Lawmakers OK anti-piracy czar
Federal program part of $388 billion omnibus bill
Hollywood Reporter
Updated: 8:00 p.m. ET Nov. 23, 2004
http://msnbc.msn.com/id/6567896/

Buried inside the massive $388 billion spending bill Congress approved last
weekend is a program that creates a federal copyright enforcement czar.

Under the program, the president can appoint a copyright law enforcement
officer whose job is to coordinate law enforcement efforts aimed at stopping
international copyright infringement and to oversee a federal umbrella
agency responsible for administering intellectual property law.

Intellectual property law enforcement is divided among a range of agencies
including the Library of Congress, the Justice and State departments and the
U.S. Trade Representative.

It is hoped that designating a single overseer to coordinate copyright law
enforcement will put some cohesion into the federal effort, said one Senate
Appropriations Committee aide.

"You need a head. You need someone who has to answer," the aide said. "If
staffed out and funded by a number of different agencies, it never does
anything. Agencies don't want to give up good people. When you don't have an
agency responsible, their attitude gets to be, 'I don't have to do anything
about it."'

Council funded for the first time

The legislation, part of the bill funding Justice Department operations,
also for the first time funds the National Intellectual Property Law
Enforcement Coordination Council (NIPLAC).

NIPLAC is charged with establishing policies, objectives and priorities
designed to protect American intellectual property overseas and to
coordinate and oversee implementation of intellectual property law
enforcement throughout the government. While NIPLAC has been around since
the early 1990s, it has never done anything, and appropriators hope that
giving the organization $2 million and a new charter will make the office
effective.

"This is an effort to get some air under the wings of that interagency
effort," the aide said. "NIPLAC is a good idea, but it hadn't taken off. You
really couldn't point to anything they'd ever done."

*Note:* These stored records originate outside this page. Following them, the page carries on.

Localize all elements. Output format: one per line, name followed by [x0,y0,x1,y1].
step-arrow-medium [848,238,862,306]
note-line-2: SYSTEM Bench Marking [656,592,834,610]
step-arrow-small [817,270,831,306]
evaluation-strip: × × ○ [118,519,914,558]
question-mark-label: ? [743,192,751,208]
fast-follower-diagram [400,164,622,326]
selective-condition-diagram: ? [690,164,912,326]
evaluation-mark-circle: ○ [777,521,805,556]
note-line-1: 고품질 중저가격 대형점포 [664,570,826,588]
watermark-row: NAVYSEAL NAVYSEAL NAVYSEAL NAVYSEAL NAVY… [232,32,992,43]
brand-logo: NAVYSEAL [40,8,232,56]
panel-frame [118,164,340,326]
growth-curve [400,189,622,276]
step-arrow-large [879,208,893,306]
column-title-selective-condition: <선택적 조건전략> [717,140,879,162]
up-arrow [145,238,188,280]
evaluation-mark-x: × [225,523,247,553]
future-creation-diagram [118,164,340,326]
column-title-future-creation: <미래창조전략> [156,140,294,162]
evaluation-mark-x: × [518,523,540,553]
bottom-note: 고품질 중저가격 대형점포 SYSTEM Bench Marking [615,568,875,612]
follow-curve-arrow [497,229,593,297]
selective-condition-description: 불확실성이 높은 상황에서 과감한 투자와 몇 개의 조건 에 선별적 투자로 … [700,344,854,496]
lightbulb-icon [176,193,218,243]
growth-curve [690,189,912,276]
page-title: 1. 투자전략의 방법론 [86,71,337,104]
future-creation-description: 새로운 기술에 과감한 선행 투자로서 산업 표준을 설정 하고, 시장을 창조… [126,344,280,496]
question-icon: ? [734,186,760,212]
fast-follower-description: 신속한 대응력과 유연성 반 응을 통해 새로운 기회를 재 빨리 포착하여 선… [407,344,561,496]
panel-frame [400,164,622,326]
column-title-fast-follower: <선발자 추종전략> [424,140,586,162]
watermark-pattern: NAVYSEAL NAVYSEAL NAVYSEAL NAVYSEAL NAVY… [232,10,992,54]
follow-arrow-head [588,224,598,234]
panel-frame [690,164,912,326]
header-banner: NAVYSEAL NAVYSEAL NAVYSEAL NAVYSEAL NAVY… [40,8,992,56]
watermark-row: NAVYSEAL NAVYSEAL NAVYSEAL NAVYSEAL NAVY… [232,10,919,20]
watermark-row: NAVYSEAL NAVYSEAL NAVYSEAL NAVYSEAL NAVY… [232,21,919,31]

Congressional aides say Sen. Judd Gregg, R-N.H., chairman of the Senate
subcommittee that doles out funding for the Commerce, Justice and State
departments, and Sen. Ted Stevens, R-Alaska, chairman of the full Senate
Appropriations Committee, took a personal interest in ensuring that NIPLAC
was kept in the omnibus spending bill.

But their ambitions for a more robustly funded program were scaled back.
Originally the subcommittee had designated $20 million for the program, but
fiscal reality forced lawmakers to agree to one-tenth of that.